Julia tools for ranking entities based on records of binary comparisons. Currently, we've implemented drafts of Elo, Bradley-Terry and TrueSkill.
All of the models we use expect a data matrix, D
, in which each row
represents a triple: ID of entity 1, ID of entity 2 and the outcome, which
is 1.0
if 1 beat 2, 0.0
if 2 beat 1 and 0.5
if there was a tie. Let's
create data now in which Player 1 beat Player 2 and also beat Player 3, then Player 2 and Player 3 played a match in which they came to a draw:
n_players = 3
D = [1 2 1.0;
1 3 1.0;
2 3 0.5;]
We can then fit Elo:
using Ranking
m1 = fit(Elo, D, n_players)
And then try Bradley-Terry(-Luce):
m2 = fit(BradleyTerry, D, n_players)
Finally, let's try TrueSkill:
m3 = fit(TrueSkill, D, n_players)
As you can see, Player 1 gets the highest score, whereas Players 2 and 3 get lower (and nearly equal) scores. Let's see what happens if we switch the data so that Player 2 definitively loses to Player 3:
n_players = 3
D = [1 2 1.0;
1 3 1.0;
2 3 0.0;]
using Ranking
m1 = fit(Elo, D, n_players)
m2 = fit(BradleyTerry, D, n_players)
m3 = fit(TrueSkill, D, n_players)
Here you can see that the order of scores now becomes Player 1, Player 3 and Player 2, which is just what we would expect.
All of these examples assume that you a single group of players that compete against one another. This can be viewed as a unipartite graph.
Another common task in ranking comes from educational testing, where you have students completing questions that they either answer correctly (1) or incorrectly. In this case, we work with a bipartite graph. From the data perspective, what matters is that the first and second columns of our data matrix maintain completely separate indices:
n_students = 2
n_questions = 5
D = [1 1 1.0;
1 2 1.0;
1 3 1.0;
1 4 1.0;
1 5 0.0;
2 1 1.0;
2 2 1.0;
2 3 1.0;
2 4 0.0;
2 5 0.0;]
Given this data, we can fit the Rasch model, which is like Bradley-Terry, but for bipartite data:
m = fit(Rasch, D, n_students, n_questions)

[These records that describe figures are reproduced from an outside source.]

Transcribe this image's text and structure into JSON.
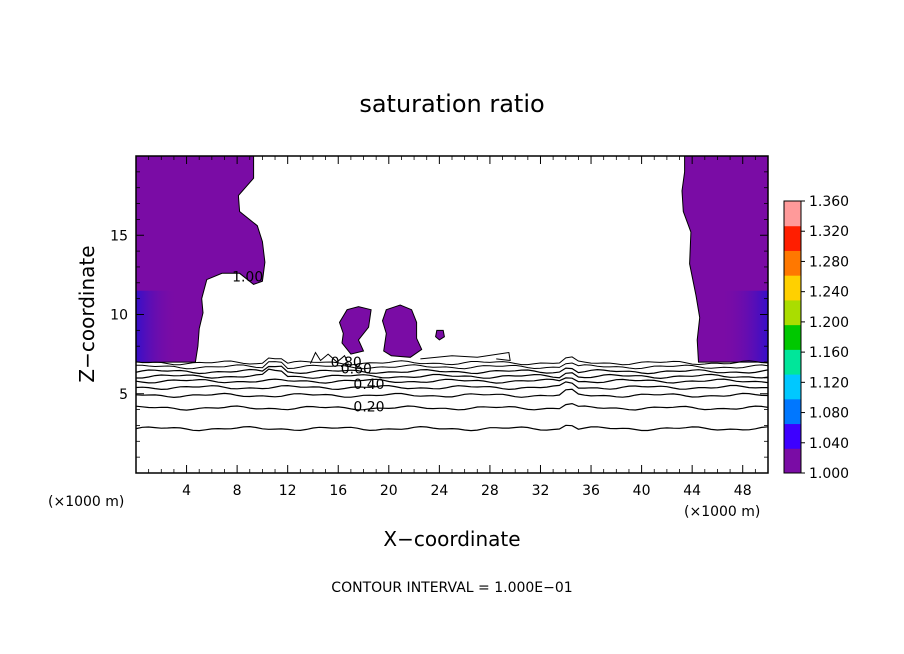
{
  "chart_data": {
    "type": "heatmap",
    "title": "saturation ratio",
    "xlabel": "X−coordinate",
    "ylabel": "Z−coordinate",
    "x_unit": "(×1000 m)",
    "y_unit": "(×1000 m)",
    "footer": "CONTOUR INTERVAL = 1.000E−01",
    "xlim": [
      0,
      50
    ],
    "ylim": [
      0,
      20
    ],
    "x_ticks": [
      4,
      8,
      12,
      16,
      20,
      24,
      28,
      32,
      36,
      40,
      44,
      48
    ],
    "y_ticks": [
      5,
      10,
      15
    ],
    "colorbar": {
      "min": 1.0,
      "max": 1.36,
      "ticks": [
        "1.360",
        "1.320",
        "1.280",
        "1.240",
        "1.200",
        "1.160",
        "1.120",
        "1.080",
        "1.040",
        "1.000"
      ],
      "colors": [
        "#7a0ca5",
        "#3d00ff",
        "#0077ff",
        "#00c8ff",
        "#00e69a",
        "#00c800",
        "#aadd00",
        "#ffd000",
        "#ff7800",
        "#ff1e00",
        "#ff9a9a"
      ]
    },
    "contour_labels": [
      {
        "text": "1.00",
        "x": 7.6,
        "z": 12.4
      },
      {
        "text": "0.80",
        "x": 15.4,
        "z": 7.0
      },
      {
        "text": "0.60",
        "x": 16.2,
        "z": 6.6
      },
      {
        "text": "0.40",
        "x": 17.2,
        "z": 5.6
      },
      {
        "text": "0.20",
        "x": 17.2,
        "z": 4.2
      }
    ],
    "contour_levels_z": [
      2.8,
      4.1,
      4.9,
      5.4,
      5.8,
      6.1,
      6.4,
      6.7,
      6.95
    ],
    "saturated_regions": [
      {
        "name": "left-column",
        "points": [
          [
            0,
            20
          ],
          [
            9.3,
            20
          ],
          [
            9.3,
            18.6
          ],
          [
            8.1,
            17.5
          ],
          [
            8.2,
            16.5
          ],
          [
            9.6,
            15.6
          ],
          [
            10.0,
            14.6
          ],
          [
            10.2,
            13.3
          ],
          [
            10.0,
            12.1
          ],
          [
            9.3,
            11.9
          ],
          [
            8.2,
            12.6
          ],
          [
            6.8,
            12.6
          ],
          [
            5.6,
            12.2
          ],
          [
            5.2,
            11.0
          ],
          [
            5.3,
            10.1
          ],
          [
            5.0,
            9.1
          ],
          [
            4.9,
            8.0
          ],
          [
            4.7,
            7.0
          ],
          [
            0,
            7.0
          ]
        ]
      },
      {
        "name": "right-column",
        "points": [
          [
            43.4,
            20
          ],
          [
            50,
            20
          ],
          [
            50,
            7.0
          ],
          [
            44.5,
            7.0
          ],
          [
            44.4,
            8.4
          ],
          [
            44.6,
            9.8
          ],
          [
            44.3,
            11.2
          ],
          [
            43.8,
            13.2
          ],
          [
            43.9,
            15.2
          ],
          [
            43.3,
            16.5
          ],
          [
            43.2,
            17.8
          ],
          [
            43.4,
            19.0
          ]
        ]
      },
      {
        "name": "center-cloud-left",
        "points": [
          [
            16.1,
            9.5
          ],
          [
            16.7,
            10.3
          ],
          [
            17.6,
            10.5
          ],
          [
            18.6,
            10.3
          ],
          [
            18.4,
            9.2
          ],
          [
            17.6,
            8.4
          ],
          [
            18.0,
            7.7
          ],
          [
            17.0,
            7.5
          ],
          [
            16.3,
            8.2
          ],
          [
            16.4,
            8.8
          ]
        ]
      },
      {
        "name": "center-cloud-right",
        "points": [
          [
            19.8,
            10.3
          ],
          [
            20.9,
            10.6
          ],
          [
            21.8,
            10.3
          ],
          [
            22.2,
            9.5
          ],
          [
            22.2,
            8.5
          ],
          [
            22.6,
            7.8
          ],
          [
            21.7,
            7.3
          ],
          [
            20.2,
            7.4
          ],
          [
            19.6,
            7.7
          ],
          [
            19.8,
            8.8
          ],
          [
            19.5,
            9.6
          ]
        ]
      },
      {
        "name": "small-cell",
        "points": [
          [
            23.8,
            9.0
          ],
          [
            24.3,
            9.0
          ],
          [
            24.4,
            8.6
          ],
          [
            24.0,
            8.4
          ],
          [
            23.7,
            8.6
          ]
        ]
      }
    ]
  }
}
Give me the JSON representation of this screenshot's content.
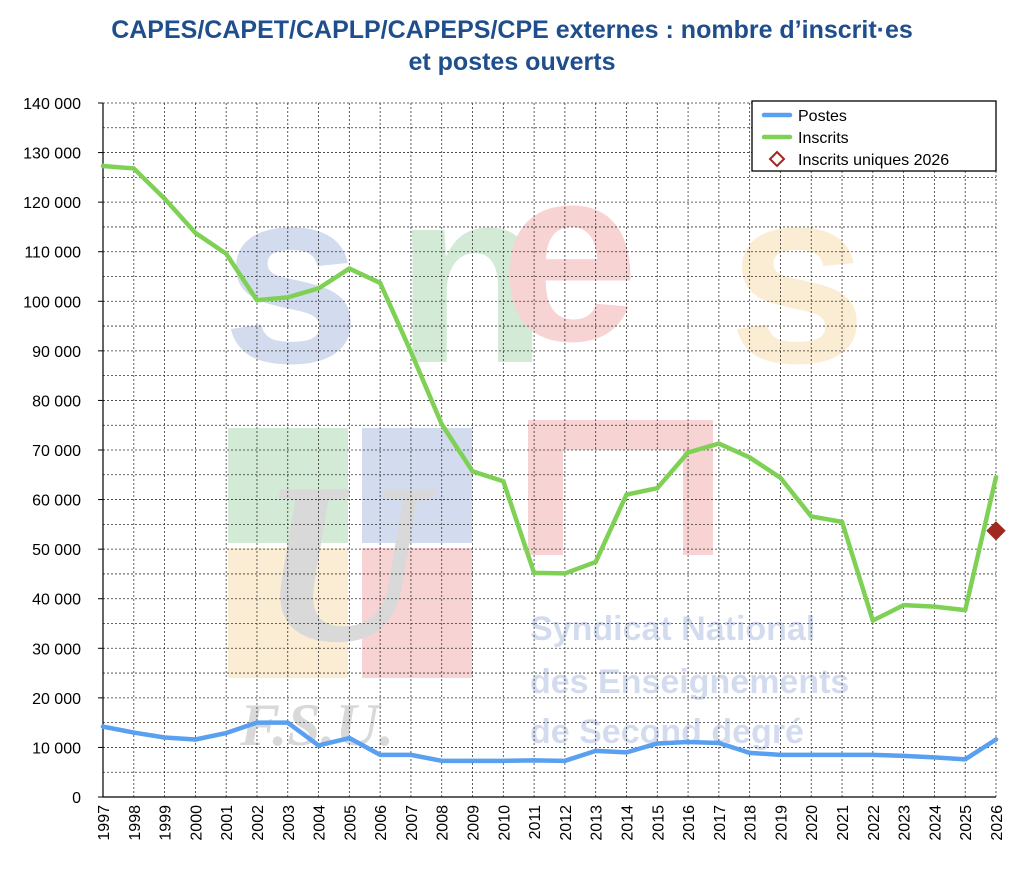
{
  "chart_data": {
    "type": "line",
    "title_line1": "CAPES/CAPET/CAPLP/CAPEPS/CPE externes : nombre d’inscrit·es",
    "title_line2": "et postes ouverts",
    "xlabel": "",
    "ylabel": "",
    "ylim": [
      0,
      140000
    ],
    "y_ticks": [
      "0",
      "10 000",
      "20 000",
      "30 000",
      "40 000",
      "50 000",
      "60 000",
      "70 000",
      "80 000",
      "90 000",
      "100 000",
      "110 000",
      "120 000",
      "130 000",
      "140 000"
    ],
    "x": [
      "1997",
      "1998",
      "1999",
      "2000",
      "2001",
      "2002",
      "2003",
      "2004",
      "2005",
      "2006",
      "2007",
      "2008",
      "2009",
      "2010",
      "2011",
      "2012",
      "2013",
      "2014",
      "2015",
      "2016",
      "2017",
      "2018",
      "2019",
      "2020",
      "2021",
      "2022",
      "2023",
      "2024",
      "2025",
      "2026"
    ],
    "grid": true,
    "legend_position": "top-right",
    "series": [
      {
        "name": "Postes",
        "color": "#5aa0f0",
        "values": [
          14200,
          13000,
          12000,
          11600,
          12900,
          15000,
          15000,
          10400,
          11900,
          8500,
          8500,
          7300,
          7300,
          7300,
          7400,
          7300,
          9300,
          9000,
          10800,
          11100,
          10900,
          8900,
          8500,
          8500,
          8500,
          8500,
          8300,
          8000,
          7600,
          11600
        ]
      },
      {
        "name": "Inscrits",
        "color": "#7fd155",
        "values": [
          127300,
          126800,
          120700,
          113800,
          109600,
          100200,
          100800,
          102600,
          106600,
          103700,
          89800,
          75200,
          65700,
          63700,
          45200,
          45100,
          47400,
          61000,
          62300,
          69500,
          71300,
          68500,
          64400,
          56600,
          55500,
          35600,
          38700,
          38400,
          37700,
          64500
        ]
      },
      {
        "name": "Inscrits uniques 2026",
        "color": "#a0281e",
        "marker": "diamond",
        "points": [
          {
            "x": "2026",
            "y": 53700
          }
        ]
      }
    ]
  },
  "watermark": {
    "logo_text": "snes",
    "fsu_text": "F.S.U.",
    "u_text": "U",
    "lines": [
      "Syndicat National",
      "des Enseignements",
      "de Second degré"
    ]
  }
}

This produces separate estimates for all students and all questions, but puts them on a common scale. In reality, we could do the same thing with the Bradley-Terry model if we extended the indices to grow from 1
to n_students + n_questions
. The Rasch model is simply more convenient when we would like to employ the "natural" ID assignment in which students and questions have independent ID counters.